Daha yaşımız neydi ki? Ne sahtelik görmüştük ve canımızı yakmıştı da böyle içten katılmıştık bilmiyorum. Belki 12 Eylül öncesinin o karanlık günleri ve ta o zaman başlayan bir fişlenme, takip ve kandırılma kaygısı. Ama doğruluğa özlem içimde bir ateştir eskiden beri. Yalanı sevmem, korkarım, yılandan bile korkmam, karşımdan geliyorsa... Gizlice sokmuyorsa beni.

Gerçekte kim olduğunu gizlemek...

Bu nasıl bir duygu acaba?

Yapan için?

Hastalıklı hissetmez mi kendini? Görev olarak mı görür bu sahteliği, çifte kimliği? Ürkmez mi kendinin yapabileceği kötülüklerden? Ürkmedikleri için mi kışkırtıcılık görevini kolayca yapıyorlar girdikleri kimlikte?

Yapmada hak gördüğü arkadaki düşüncesi her ne ise sadece bencilliktir. O ortamda bulunma hakkı olmadan, varmış gibi gösterip, olmayan bir hakkı kullanırken gizlenen iyi niyet değildir, gizleyen iyi niyetli değildir. Gizlenmek izlemek, fişlemek ve ihbar etmek için görev olarak verildiyse hele.
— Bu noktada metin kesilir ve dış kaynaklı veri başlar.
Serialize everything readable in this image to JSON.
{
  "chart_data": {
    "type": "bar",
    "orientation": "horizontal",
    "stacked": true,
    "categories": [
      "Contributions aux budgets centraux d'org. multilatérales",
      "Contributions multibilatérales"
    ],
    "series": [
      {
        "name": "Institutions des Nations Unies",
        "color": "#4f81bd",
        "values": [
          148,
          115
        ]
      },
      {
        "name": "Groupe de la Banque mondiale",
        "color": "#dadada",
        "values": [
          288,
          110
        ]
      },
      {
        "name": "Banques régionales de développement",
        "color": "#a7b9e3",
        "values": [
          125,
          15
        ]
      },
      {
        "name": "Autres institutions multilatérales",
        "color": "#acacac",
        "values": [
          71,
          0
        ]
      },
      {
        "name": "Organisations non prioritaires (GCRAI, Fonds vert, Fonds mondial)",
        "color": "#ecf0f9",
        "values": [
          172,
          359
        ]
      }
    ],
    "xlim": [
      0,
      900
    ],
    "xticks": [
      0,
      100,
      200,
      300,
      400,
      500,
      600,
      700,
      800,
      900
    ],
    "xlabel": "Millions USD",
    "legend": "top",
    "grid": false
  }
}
Ama öyle olmadan da kendini koruma, gizleme, zarar görmeme, kendini bambaşka gösterme amaçlarıyla birlikte var olabiliyor kimileri ve işte bu haldeki maskeli kimlik sahteliktir de sahteliğin ötesinde sadece bencilliktir, o kadar kesin ve net.

O bencilliği hak etmeyen her muhatap için o gizlenme, o bambaşka görünme büyük bir haksızlıktır.
Özetle kim olduğunu bilmediğiniz birisi size neden olduğunu bilmediğiniz şekilde o ortamda var olarak, yer alarak, hayatınızın bir parçası olarak ya da sadece izleyeni olarak gizlenmekle haksızlık yapar.

Gizlenmese aslında hiç o şekilde davranmayacaktır. Gizlenmese belki siz de aslında hiç öyle davranmayacaksınızdır. Bu gizlilik haksızlık yaratır. Kandırılmışlık kadar üzen çok şey vardır da kandırılmak arkadaşlıklarda, dostluklarda, ilişkilerde, ailede, toplumda aslında hiç beklenmediği için sonuç kırıcıdır.

Üzer bu insanı. Başında bilinmese de öğrenince, hissedince ve elbette ancak o zaman anlaşıldıysa en sonunda. Kandırılmışlık yaralar insanı. Paramparça eyler dünyayı. Maruz kalan için en başından en sonuna kadar bu sürecin bir tarafı olmak sadece haksızlığa uğramışlıktır.

Haksızlığa uğramışlık duygusu öfke yaratır.

Bu öfke sonuna kadar haklıdır.

Bağışlamaz muhatabını.

Gün gelir ve ip kopar. İnsan karşısındakine gerçekten inanma, güvenme ve onunla rahat hissetmek istediğinde kullandığı, sarıldığı, yaşam deneyimlerinden süzülmüş deyimler var ya onlara sarılır yine.

"Doğru dürüst ol, canımı ye!" der bir yandan...

“Yalancının mumu yatsıya kadar yanar!” der diğerinde.

Öte yandan "yalancının evi yanmış, kimse inanmamış!" der.

Saklanmak, gizlenmek namertlik...

Yol zorunlu olarak böyle sahteliklerle kesişir de belki... Nasıl olsa ortaya çıkar gerçeğin ta kendisi.

Doğrunun yalan ile yalancı ile namert ile işi olmaz.

Der ki doğru kendi yüreğine, "Geçme namert köprüsünden, koy aparsın su seni!"

Çünkü her balo sonunda biter... Maskeler çıkar, sırlar dökülür bir gün... Kimin kim olduğu bilinir.

Kimin aslında bir hiç olduğu da tarihin sayfasına yazılır o gün.